Zum 1. Oktober 1935 trat Wollesen in den Ruhestand; die Abschiedsfeier in St. Michaelis Zeitz am 6. Oktober würdigte ihn als Seelsorger, der die arbeitende Bevölkerung wie die Jugend gleichermaßen erreichte. Nun wandte er sich mit ganzer Kraft der Neubearbeitung seiner großen altmärkischen Arbeit zu: Der 1. Teil erschien 1936/37 zunächst als Serienabdruck in der Osterburger Zeitung und 1937 als Buchausgabe im Kreisheimatmuseum Osterburg; der 2. Teil folgte 1938 (ebenfalls vorab in der Zeitung). In die Neubearbeitung flossen aktuelle Erkenntnisse der Vor‑ und Kunstgeschichte ein; das Denkmal‑Inventar des Kreises Osterburg (1938) nutzte er intensiv. Die Arbeit am 3. Teil blieb unvollendet. Wollesen verstarb völlig unerwartet am Dienstag der Karwoche, dem 4. April 1939, in Zeitz; die Trauerfeier fand am Karsamstag in St. Michaelis statt, die Beisetzung erfolgte an der Seite seiner Frau.

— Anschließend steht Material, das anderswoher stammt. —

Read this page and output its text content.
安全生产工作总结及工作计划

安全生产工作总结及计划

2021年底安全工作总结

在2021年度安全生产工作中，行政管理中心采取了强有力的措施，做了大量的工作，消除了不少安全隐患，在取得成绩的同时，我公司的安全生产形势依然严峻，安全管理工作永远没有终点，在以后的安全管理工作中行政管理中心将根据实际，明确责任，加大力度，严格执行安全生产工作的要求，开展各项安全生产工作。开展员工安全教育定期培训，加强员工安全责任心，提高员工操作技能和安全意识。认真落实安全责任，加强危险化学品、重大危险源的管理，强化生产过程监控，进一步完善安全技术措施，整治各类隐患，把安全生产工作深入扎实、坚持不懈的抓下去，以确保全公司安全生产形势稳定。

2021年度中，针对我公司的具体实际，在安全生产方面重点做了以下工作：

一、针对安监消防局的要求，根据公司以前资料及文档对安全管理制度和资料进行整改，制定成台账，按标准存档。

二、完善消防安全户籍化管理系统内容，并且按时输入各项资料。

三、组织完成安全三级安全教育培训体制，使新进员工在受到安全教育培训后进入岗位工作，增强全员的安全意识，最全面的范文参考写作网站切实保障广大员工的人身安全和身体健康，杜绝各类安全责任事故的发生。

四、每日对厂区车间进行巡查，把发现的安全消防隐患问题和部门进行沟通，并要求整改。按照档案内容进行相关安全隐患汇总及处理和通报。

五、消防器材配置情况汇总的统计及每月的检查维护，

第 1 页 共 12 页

Familie, Haltung und Nachwirkungen

Aus der Ehe mit Hedwig Jach stammten vier Kinder. Die Familiengeschichte spiegelt die Brüche der Zeit: Die Tochter Hildegard Hollaender geriet durch die Verfolgung ihres Mannes, des Naumburger Rechtsanwalts Dr. Otto Hollaender, früh in den Sog der nationalsozialistischen Repressionen; der geistig behinderte Enkel Johannes wurde 1941 in der Landesheilanstalt Uchtspringe mutmaßlich im Rahmen der „Aktion T4“ ermordet, der Enkel Peter 1942 im KZ Sachsenhausen getötet. Wollesen stand dem Regime distanziert gegenüber. Andere Nachkommen überlebten den Krieg; sein Sohn Christian diente nach 1918 in der Ordnungspolizei, der jüngste Sohn Hans ist 1939 in Zeulenroda nachweisbar. In Naumburg erinnern seit 2010 Stolpersteine an die Opfer in seiner Familie.

Vermächtnis für Werben und die Altmark

Ernst Wollesen war in Werben sowohl Seelsorger als auch Gestalter einer erinnerungsbewussten Stadtgesellschaft. Seine „Werbener Chronik“, die „Beiträge zur Geschichte des Kreises Osterburg“, der Werben‑Führer und zahlreiche Aufsätze schufen eine tragfähige Wissensbasis über Stadt und Umland. Die Mitwirkung an der 900‑Jahr‑Feier und die Albrecht‑der‑Bär‑Stiftung verliehen Werben eine identitätsstiftende Symbolik, die bis heute sichtbar ist. In der Verbindung von Forschung, Archivarbeit und verständlicher Darstellung lebte er das Ideal eines Pfarrers, der Heimatgeschichte als bürgerliche Aufgabe begriff und der Altmark eine Stimme gab. Für Werben ist Wollesen deshalb mehr als eine historische Gestalt: Er ist der maßgebliche Chronist der Stadt, dessen Werk Forschung und Heimatpflege bis in die Gegenwart prägt.

Die Biografie basiert auf einem sehr ausführlichen und aufwendig recherchiertem Artikel zum Leben von Ernst Wollesen von Christian Falk, veröffentlicht in den Altmark Blättern am 11. und 18.10.2014.